A pochi, forse, verrebbe in mente di entrare in un museo di miniature, eppure varcare la soglia della Maison des Avocats non significa altro che entrare nel mondo delle favole. Che cos’è una miniatura? Una riproduzione in scala estremamente ridotta di un oggetto o, addirittura, di un ambiente, come una chiesa, un teatro o un’aula scolastica.
Il museo, aperto nel 1990, ma trasferito in questa dimora del sedicesimo secolo soltanto nel 2005, presenta opere di artisti miniaturisti di ogni parte del mondo, in particolare quelle di Dan Ohlmann, ebanista e scenografo lionese vero e proprio artista della miniatura.
È proprio la sua vastissima produzione di miniature a costituire la parte più consistente della collezione presentata al museo. Si tratta di miniature iperrealiste, definite addirittura reali, data la loro precisione e la loro incredibile somiglianza con la realtà.
Forse sembrerà esagerato, ma parlare di perfezione non è un’iperbole nel caso di Ohlmann, le sue riproduzioni in scala sono davvero uguali ai loro equivalenti reali.

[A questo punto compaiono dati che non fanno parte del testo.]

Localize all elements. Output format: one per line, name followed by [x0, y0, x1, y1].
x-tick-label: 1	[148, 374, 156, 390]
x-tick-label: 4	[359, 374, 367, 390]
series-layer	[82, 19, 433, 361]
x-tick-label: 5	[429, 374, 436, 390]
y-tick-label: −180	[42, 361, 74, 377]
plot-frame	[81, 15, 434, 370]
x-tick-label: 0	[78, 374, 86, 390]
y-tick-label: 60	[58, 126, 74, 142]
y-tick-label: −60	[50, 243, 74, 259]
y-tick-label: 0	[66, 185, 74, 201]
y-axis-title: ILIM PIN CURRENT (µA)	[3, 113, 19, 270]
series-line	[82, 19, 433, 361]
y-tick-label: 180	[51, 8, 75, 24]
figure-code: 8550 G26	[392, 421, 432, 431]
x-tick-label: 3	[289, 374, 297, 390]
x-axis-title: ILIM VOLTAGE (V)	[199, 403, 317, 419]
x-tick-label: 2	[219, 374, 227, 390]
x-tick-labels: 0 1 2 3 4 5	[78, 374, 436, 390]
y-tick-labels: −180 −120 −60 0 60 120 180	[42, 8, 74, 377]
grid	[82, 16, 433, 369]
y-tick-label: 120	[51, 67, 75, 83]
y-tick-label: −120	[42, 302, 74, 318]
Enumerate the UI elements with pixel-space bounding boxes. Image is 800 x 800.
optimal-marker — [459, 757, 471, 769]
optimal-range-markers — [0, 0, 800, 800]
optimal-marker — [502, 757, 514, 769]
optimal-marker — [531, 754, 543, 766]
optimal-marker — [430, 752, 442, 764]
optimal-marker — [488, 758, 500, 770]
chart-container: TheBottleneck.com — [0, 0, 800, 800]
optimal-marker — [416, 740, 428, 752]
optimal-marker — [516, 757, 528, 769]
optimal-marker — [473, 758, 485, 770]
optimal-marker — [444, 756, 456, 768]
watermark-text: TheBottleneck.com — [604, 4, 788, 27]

Si tratta di miniature di ambienti, ma non solo. C’è un’intera sezione dedicata alle riproduzioni di luoghi realmente esistenti a Lione: la Brasserie Georges (brasserie significa letteralmente birreria, ma la traduzione esatta non esiste, non essendoci un equivalente italiano di questo genere di locale: approssimando, potremmo definire brasserie un incrocio tra un bar, un pub e un ristorante), il carcere, il palco dell’Opéra, un ospedale, un teatro abbandonato.
Ciò che colpisce, e colpire è ancora un eufemismo, è la straordinaria precisione dei dettagli, oltre, come già detto, alla verosimiglianza: le sedie nella platea del teatro, i letti dell’ospedale, i banchi di scuola, nulla è lasciato al caso, nulla è approssimato, tutto è preciso sin nei minimi particolari.

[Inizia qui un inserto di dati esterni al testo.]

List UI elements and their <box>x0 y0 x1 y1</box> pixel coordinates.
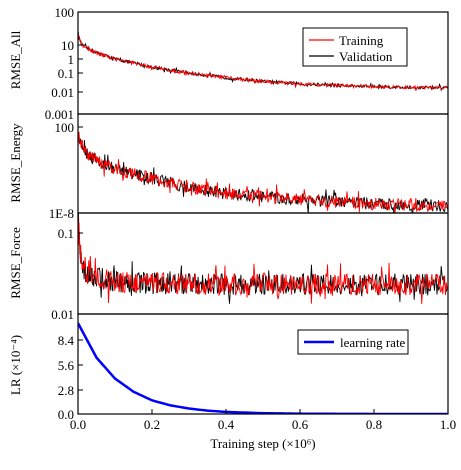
panel-frame <box>77 212 449 315</box>
series-training <box>78 33 448 91</box>
panel-2 <box>77 113 449 214</box>
y-tick-label: 0.01 <box>51 85 74 100</box>
legend-entry: Validation <box>339 49 393 64</box>
y-axis-label: RMSE_Energy <box>8 123 23 203</box>
series-validation <box>78 134 448 213</box>
legend-entry: learning rate <box>340 335 406 350</box>
y-tick-label: 0.0 <box>58 407 74 422</box>
x-tick-label: 0.6 <box>292 417 309 432</box>
y-axis-label: LR (×10⁻⁴) <box>8 335 23 395</box>
series-training <box>78 131 448 213</box>
y-tick-label: 0.01 <box>51 307 74 322</box>
y-axis-label: RMSE_All <box>8 30 23 89</box>
y-tick-label: 100 <box>55 5 75 20</box>
y-tick-label: 0.1 <box>58 226 74 241</box>
y-axis-label: RMSE_Force <box>8 227 23 299</box>
y-tick-label: 8.4 <box>58 333 75 348</box>
y-tick-label: 2.8 <box>58 383 74 398</box>
y-tick-label: 100 <box>55 120 75 135</box>
x-axis-label: Training step (×10⁶) <box>210 436 315 451</box>
legend-entry: Training <box>339 33 384 48</box>
y-tick-label: 10 <box>61 38 74 53</box>
legend-box <box>302 27 408 67</box>
x-tick-label: 0.2 <box>144 417 160 432</box>
x-tick-label: 1.0 <box>440 417 456 432</box>
y-tick-label: 1E-8 <box>49 206 74 221</box>
series-training <box>78 213 448 305</box>
x-tick-label: 0.0 <box>70 417 86 432</box>
y-tick-label: 0.1 <box>58 66 74 81</box>
x-tick-label: 0.4 <box>218 417 235 432</box>
panel-frame <box>77 313 449 415</box>
y-tick-label: 5.6 <box>58 358 75 373</box>
panel-3 <box>77 212 449 315</box>
y-tick-label: 0.001 <box>45 107 74 122</box>
y-tick-label: 1 <box>68 52 75 67</box>
x-tick-label: 0.8 <box>366 417 382 432</box>
panel-4 <box>77 313 449 415</box>
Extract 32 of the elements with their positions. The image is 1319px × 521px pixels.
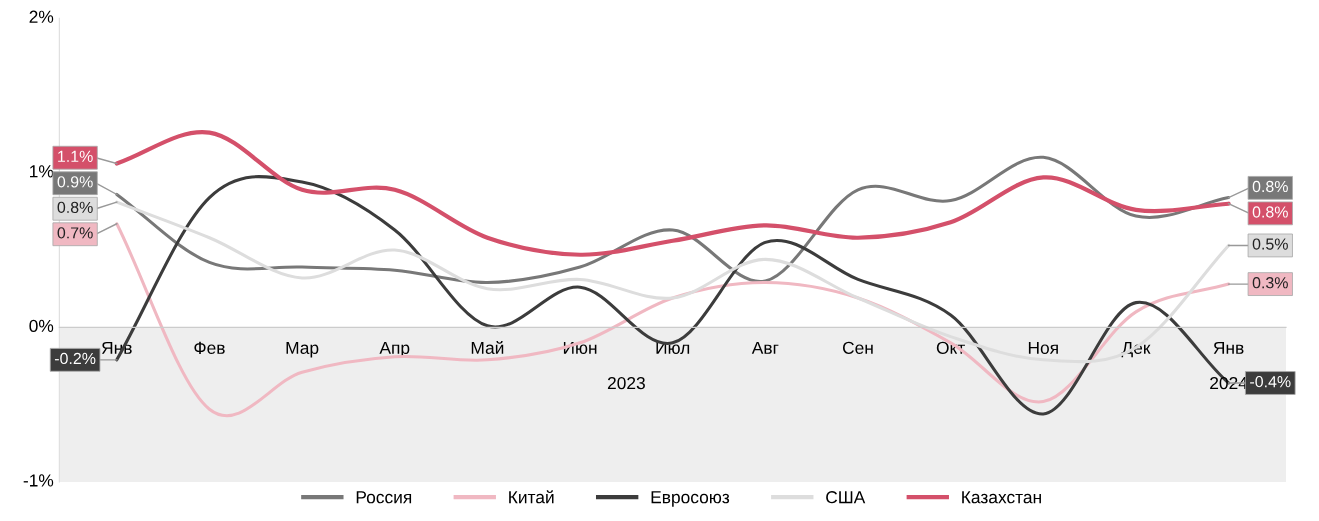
data-label: 0.9% — [57, 176, 93, 188]
legend-label: Казахстан — [962, 491, 1041, 504]
y-tick-label: 1% — [30, 165, 54, 178]
x-tick-label: Авг — [751, 341, 779, 354]
data-label: 0.8% — [57, 201, 93, 214]
legend-label: США — [826, 491, 866, 504]
annotation: 2023 — [607, 376, 645, 390]
line-series — [114, 130, 1231, 257]
legend-label: Китай — [509, 490, 554, 504]
data-label: 0.3% — [1252, 277, 1288, 289]
x-tick-label: Сен — [842, 341, 873, 354]
x-tick-label: Июл — [656, 341, 690, 354]
x-tick-label: Фев — [194, 341, 225, 354]
y-tick-label: 2% — [29, 10, 54, 23]
y-tick-label: 0% — [29, 319, 54, 333]
data-label: 0.8% — [1252, 206, 1288, 218]
x-tick-label: Янв — [1213, 341, 1244, 354]
data-label: 0.5% — [1252, 238, 1288, 250]
y-tick-label: -1% — [23, 474, 54, 487]
data-label: -0.4% — [1250, 375, 1291, 388]
x-tick-label: Мар — [286, 341, 319, 358]
line-series — [115, 155, 1231, 285]
annotation: 2024 — [1210, 376, 1248, 390]
data-label: 0.8% — [1252, 180, 1288, 193]
x-tick-label: Ноя — [1028, 341, 1058, 354]
data-label: 0.7% — [57, 227, 93, 239]
data-label: 1.1% — [58, 150, 93, 162]
legend-label: Россия — [356, 491, 412, 504]
data-label: -0.2% — [54, 352, 96, 365]
x-tick-label: Май — [471, 340, 504, 354]
legend-label: Евросоюз — [651, 491, 730, 507]
x-tick-label: Апр — [379, 341, 410, 358]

Chiunque vedesse una fotografia di una qualsiasi di queste riproduzioni, penserebbe di avere a che fare con l’immagine di un vero ristorante, di una vera chiesa, non certo di una riproduzione.
Il laboratorio in cui vengono create simili meraviglie si trova dietro a un vetro, sempre all’interno del museo, perfettamente visibile allo spettatore, che, con un po’ di fortuna, può avere l’opportunità di osservare Ohlmann stesso all’opera.
Ma le miniature non sono l’unica attrazione presente: un’altra sezione è dedicata ai tesori della settima arte, il cinema. Anche in questo secondo ambito, tuttavia, il museo non si distacca troppo da quella che è la sua vocazione principale.
I tesori in questione sono soprattutto elementi scenografici dei diversi film, un esempio per tutti, la navicella spaziale costruita e utilizzata appositamente per il film di fantascienza Lost in Space, ovviamente tutti riprodotti in miniatura, anche se non miniature piccole come quelle di Ohlmann.
E vengono al tempo stesso presentati e spiegati i principali effetti speciali utilizzati durante le riprese. Sorprendenti sono le ricostruzioni in cera di alcuni personaggi, per esempio Terminator: quando, nel corso di un film, un personaggio deve morire o essere gravemente ferito, è molto più comodo ed economico costruire un’apposita imitazione in cera che non truccare ogni volta l’attore.
In questo caso, meglio costruire uno Schwarzenegger pieno di tagli e di sangue piuttosto che cospargerlo ogni volta di inchiostro rosso o rischiare di vedere il torace di un morto andare, anche se lievemente, su e giù. Tuttavia, è incredibile la somiglianza di queste cere con l’attore reale.
Una visita da non perdere, emozionante, curiosa, un vero e proprio biglietto d’ingresso per il mondo delle fiabe.